JULY 9-10, 2010 28 TAMUZ 5770
"Yet this I bear in mind therefore I still hope. Hashem's kindness surely has not ended nor are His mercies exhausted." (Eichah 3:21-22) As we approach Tish'ah B'Ab, we hope this will be our last. As the verse quoted above states, we know Hashem's mercy is endless, this is our hope for redemption, to return to Israel and the Bet Hamikdash. There is a beautiful Midrash (quoted by Rabbi A. Henoch Leibowitz) on Eichah that uplifts us even more. The Midrash tells a parable of a king who married a princess and wrote a very elaborate ketubah (wedding contract) promising her expensive clothing and priceless jewels as a sign of his great love for her.
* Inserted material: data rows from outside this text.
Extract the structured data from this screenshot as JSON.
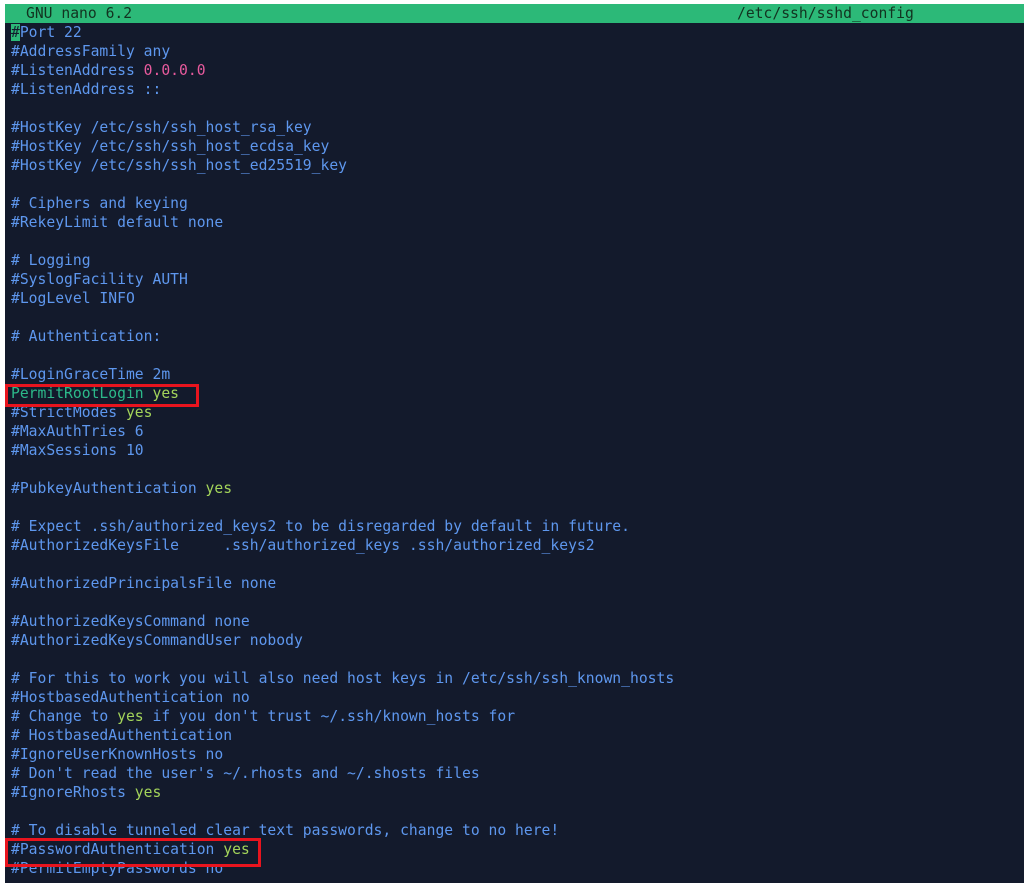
{
  "editor": {
    "app_title": "GNU nano 6.2",
    "file_path": "/etc/ssh/sshd_config"
  },
  "lines": {
    "port_hash": "#",
    "port_text": "Port 22",
    "address_family": "#AddressFamily any",
    "listen_address_1_key": "#ListenAddress ",
    "listen_address_1_value": "0.0.0.0",
    "listen_address_2": "#ListenAddress ::",
    "hostkey_rsa": "#HostKey /etc/ssh/ssh_host_rsa_key",
    "hostkey_ecdsa": "#HostKey /etc/ssh/ssh_host_ecdsa_key",
    "hostkey_ed25519": "#HostKey /etc/ssh/ssh_host_ed25519_key",
    "ciphers_comment": "# Ciphers and keying",
    "rekey_limit": "#RekeyLimit default none",
    "logging_comment": "# Logging",
    "syslog_facility": "#SyslogFacility AUTH",
    "log_level": "#LogLevel INFO",
    "authentication_comment": "# Authentication:",
    "login_grace_time": "#LoginGraceTime 2m",
    "permit_root_login_key": "PermitRootLogin ",
    "permit_root_login_value": "yes",
    "strict_modes_key": "#StrictModes ",
    "strict_modes_value": "yes",
    "max_auth_tries": "#MaxAuthTries 6",
    "max_sessions": "#MaxSessions 10",
    "pubkey_auth_key": "#PubkeyAuthentication ",
    "pubkey_auth_value": "yes",
    "expect_comment": "# Expect .ssh/authorized_keys2 to be disregarded by default in future.",
    "authorized_keys_file": "#AuthorizedKeysFile     .ssh/authorized_keys .ssh/authorized_keys2",
    "authorized_principals_file": "#AuthorizedPrincipalsFile none",
    "authorized_keys_command": "#AuthorizedKeysCommand none",
    "authorized_keys_command_user": "#AuthorizedKeysCommandUser nobody",
    "for_this_comment": "# For this to work you will also need host keys in /etc/ssh/ssh_known_hosts",
    "hostbased_auth": "#HostbasedAuthentication no",
    "change_to_part1": "# Change to ",
    "change_to_yes": "yes",
    "change_to_part2": " if you don't trust ~/.ssh/known_hosts for",
    "hostbased_auth_comment": "# HostbasedAuthentication",
    "ignore_user_known_hosts": "#IgnoreUserKnownHosts no",
    "dont_read_comment": "# Don't read the user's ~/.rhosts and ~/.shosts files",
    "ignore_rhosts_key": "#IgnoreRhosts ",
    "ignore_rhosts_value": "yes",
    "disable_tunneled_comment": "# To disable tunneled clear text passwords, change to no here!",
    "password_auth_key": "#PasswordAuthentication ",
    "password_auth_value": "yes",
    "permit_empty_passwords": "#PermitEmptyPasswords no"
  },
  "colors": {
    "background": "#131a2c",
    "titlebar": "#2cb978",
    "comment": "#5e97ee",
    "keyword": "#2cb98a",
    "value_yes": "#a3d45a",
    "number": "#e85a9d",
    "highlight_box": "#e8141e"
  }
}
The king had to travel overseas and was delayed there for many years. As the years passed by, she was taunted by her neighbors. They ridiculed her and told her he forgot about her and found someone else. Her only consolation was her ketubah. She would read her ketubah and that would give her hope that he would return, for why else would he have given her such a beautiful gift? Sure enough, after many years her husband returned. When he saw that she really waited for him he was amazed. He asked her what gave her the strength to be so faithful. She responded that it was her ketubah, and if not for this ketubah she would have been crushed by her neighbors. Similarly, the Midrash continues, the Jewish people have suffered so much over the centuries. The nations taunt them and say Hashem has left them for another nation. The Jews can bear the suffering but not the thought that Hashem left us. We come to shul and we read the holy Torah: And I will turn to you and make you fruitful and cause My Shechinah to dwell amongst you and I will walk in your midst" (Vayikra 26:9). The Torah is our ketubah. It is our hope and strength. When Hashem redeems us, it will be amazing that we were able to wait. Hashem will ask us where we found the strength, and we will answer that it was the Torah that You gave us. We should constantly open our "ketubah" and be happy and strong until the joyous day of our redemption arrives. Shabbat Shalom. Rabbi Reuven Semah
It's easy to say "I'm sorry" to Hashem. After all, He is the One in charge. He controls the fate of everyone and everything. "If I've done anything to upset Him," most would say, "I must be quick to appease Him." It is quite a different matter with another person. Most people have a hard time with the two words "I'm sorry." If you hurt another physically and unintentionally, perhaps the words of apology will slip smoothly out of your mouth. But if you embarrassed someone intentionally or did something that you knew would cause financial damage, that is another story. Your tongue lies at rest and refuses to budge. Should it break down and move, the ivory gates of the teeth and flesh walls of the lips keep the well-intentioned words inside the mouth. Intellectually, we may understand that it should be more difficult to "face" Hashem than a fellow mortal. However, it is a sad commentary that the fact that we don't "see" Him makes it easier for us to "deal" with Him when there is a problem, while the eyes of another person looking back at us is just impossible - well, almost impossible - to ignore. Our Sages teach that Yom Kippur can atone for sins, but only those between man and Hashem. Before Hashem will forgive a sin committed by one person against another, He demands that the transgressor compensate and appease the person who was hurt. You may unsuccessfully try to do your "best" to mend fences with your colleagues. But remember, in this high-speed, wireless world, it only takes a minute to contact another. The most effective tool for appeasing an angry or hurt person is right at the tip of your tongue - or fingertips. Just say - or write - the two words that can save your own life: "I'm sorry. (One Minute With Yourself - Rabbi Raymond Beyda)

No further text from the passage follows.